In June, Kansas State suspended voluntary activities after 14 players within its football program tested positive, while Clemson reported a total of 47 student-athletes had tested positive for coronavirus, including 37 football players and four staff members.

Earlier this month, Oklahoma said 14 players had tested positive to COVID-19, while Sports Illustrated and reported "several" Alabama players had contracted coronavirus, although they did not specify an exact figure.

Clemson, College football
A view of Clemson Memorial Stadium on the campus of Clemson University on June 10, in Clemson, South Carolina. The campus remains open in a limited capacity due to the Coronavirus pandemic. Maddie Meyer/Getty

Last week, North Carolina reported that 37 people within Tar Heels athletics—which includes coaches, staff and student-athletes—had tested positive and was forced to halt voluntary activities for its football program after the county's health department identified the Chapel Hill campus as a "cluster" of COVID-19 cases.

On the same day, Ohio State also suspended voluntary workouts on campus, although it did not disclose the number of positive tests among student-athletes, coaches and staff.

Speaking on a conference call last week, Michigan head coach Jim Harbaugh said there was no reason as to why college football executives should postpone the season.

"COVID is part of our society. Wasn't caused by football or caused by sports," he said. "And there's no expert view right now that I'm aware of that sports is going to make that worse. It's part of our society; we're going to have to deal with it."

On Tuesday, Oklahoma head coach Lincoln Riley said he was optimistic the sport's power brokers will have contingency plans in place to ensure the season can be played.

"I just can't imagine a scenario [where we don't explore every option to play]," he said.

"Whether it's something we do in the fall, whether it's a shortened season, whether it's spring, there's nothing we should take off the table.

"Regardless of what we have to do, I don't think there's anything we can't work around and we can't adjust and can't make work in order to play college football.

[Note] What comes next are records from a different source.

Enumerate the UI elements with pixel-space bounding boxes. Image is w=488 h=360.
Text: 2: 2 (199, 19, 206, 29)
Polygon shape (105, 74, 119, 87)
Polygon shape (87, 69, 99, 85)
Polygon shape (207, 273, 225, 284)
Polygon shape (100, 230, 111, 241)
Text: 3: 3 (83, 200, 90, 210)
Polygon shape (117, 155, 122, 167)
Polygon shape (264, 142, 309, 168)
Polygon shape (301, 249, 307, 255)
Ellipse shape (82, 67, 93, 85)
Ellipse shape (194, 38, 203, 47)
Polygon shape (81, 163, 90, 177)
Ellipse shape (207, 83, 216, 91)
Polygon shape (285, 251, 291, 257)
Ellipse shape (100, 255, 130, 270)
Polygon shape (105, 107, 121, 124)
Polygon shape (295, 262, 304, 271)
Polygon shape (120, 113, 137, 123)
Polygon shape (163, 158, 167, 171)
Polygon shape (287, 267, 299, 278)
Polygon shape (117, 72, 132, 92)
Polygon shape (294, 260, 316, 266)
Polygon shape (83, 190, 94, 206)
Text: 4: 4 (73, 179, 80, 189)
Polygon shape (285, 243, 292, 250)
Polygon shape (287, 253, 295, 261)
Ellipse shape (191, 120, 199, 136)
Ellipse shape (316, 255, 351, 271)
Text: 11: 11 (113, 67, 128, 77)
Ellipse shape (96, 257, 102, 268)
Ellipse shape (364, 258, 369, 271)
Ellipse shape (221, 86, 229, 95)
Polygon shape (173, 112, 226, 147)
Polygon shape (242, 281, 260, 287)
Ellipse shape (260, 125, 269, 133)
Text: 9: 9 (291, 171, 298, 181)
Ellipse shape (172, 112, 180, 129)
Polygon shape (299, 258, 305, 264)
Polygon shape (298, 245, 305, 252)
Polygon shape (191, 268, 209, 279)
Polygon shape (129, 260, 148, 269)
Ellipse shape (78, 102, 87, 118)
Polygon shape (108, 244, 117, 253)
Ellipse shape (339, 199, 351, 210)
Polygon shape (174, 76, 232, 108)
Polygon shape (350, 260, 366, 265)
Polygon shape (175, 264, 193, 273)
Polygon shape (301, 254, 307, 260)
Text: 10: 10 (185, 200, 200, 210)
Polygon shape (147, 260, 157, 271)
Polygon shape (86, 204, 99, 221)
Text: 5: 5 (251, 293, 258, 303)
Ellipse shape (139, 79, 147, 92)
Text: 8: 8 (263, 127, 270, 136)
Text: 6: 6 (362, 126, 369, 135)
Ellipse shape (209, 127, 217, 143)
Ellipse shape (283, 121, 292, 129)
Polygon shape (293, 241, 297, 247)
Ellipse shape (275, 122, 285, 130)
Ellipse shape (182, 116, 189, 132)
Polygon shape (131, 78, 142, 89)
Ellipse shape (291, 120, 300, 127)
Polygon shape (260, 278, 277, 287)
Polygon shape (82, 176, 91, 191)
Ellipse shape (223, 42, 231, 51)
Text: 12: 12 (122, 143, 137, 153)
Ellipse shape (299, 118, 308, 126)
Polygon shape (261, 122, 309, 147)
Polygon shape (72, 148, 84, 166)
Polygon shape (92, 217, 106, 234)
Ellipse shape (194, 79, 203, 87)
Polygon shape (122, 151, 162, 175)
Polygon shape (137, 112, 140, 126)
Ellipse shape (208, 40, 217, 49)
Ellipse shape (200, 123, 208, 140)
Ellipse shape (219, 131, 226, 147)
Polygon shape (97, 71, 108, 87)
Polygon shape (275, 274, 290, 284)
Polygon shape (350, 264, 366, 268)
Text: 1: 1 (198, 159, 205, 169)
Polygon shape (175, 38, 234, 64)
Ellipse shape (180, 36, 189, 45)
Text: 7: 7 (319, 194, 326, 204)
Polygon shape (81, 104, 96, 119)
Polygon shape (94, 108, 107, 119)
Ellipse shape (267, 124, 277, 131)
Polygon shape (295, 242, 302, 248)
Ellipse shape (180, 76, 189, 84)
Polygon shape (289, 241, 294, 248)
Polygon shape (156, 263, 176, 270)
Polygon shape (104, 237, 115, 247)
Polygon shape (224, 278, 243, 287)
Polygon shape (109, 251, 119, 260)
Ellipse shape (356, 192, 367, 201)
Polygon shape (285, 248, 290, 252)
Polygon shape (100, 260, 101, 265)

We've all got to do our part on that."

As of Wednesday morning over 3.4 million cases of coronavirus had been reported in the U.S., by far the highest tally of any country in the world.

Of the over 578,600 deaths recorded worldwide so far, more than 136,400 have been in the U.S., according to Johns Hopkins University, which has been tracking the outbreak using combined data sources.

There have been over 13.3 million confirmed cases globally since the outbreak of coronavirus was first identified in Wuhan, a city located in China's central Hubei province, late last year.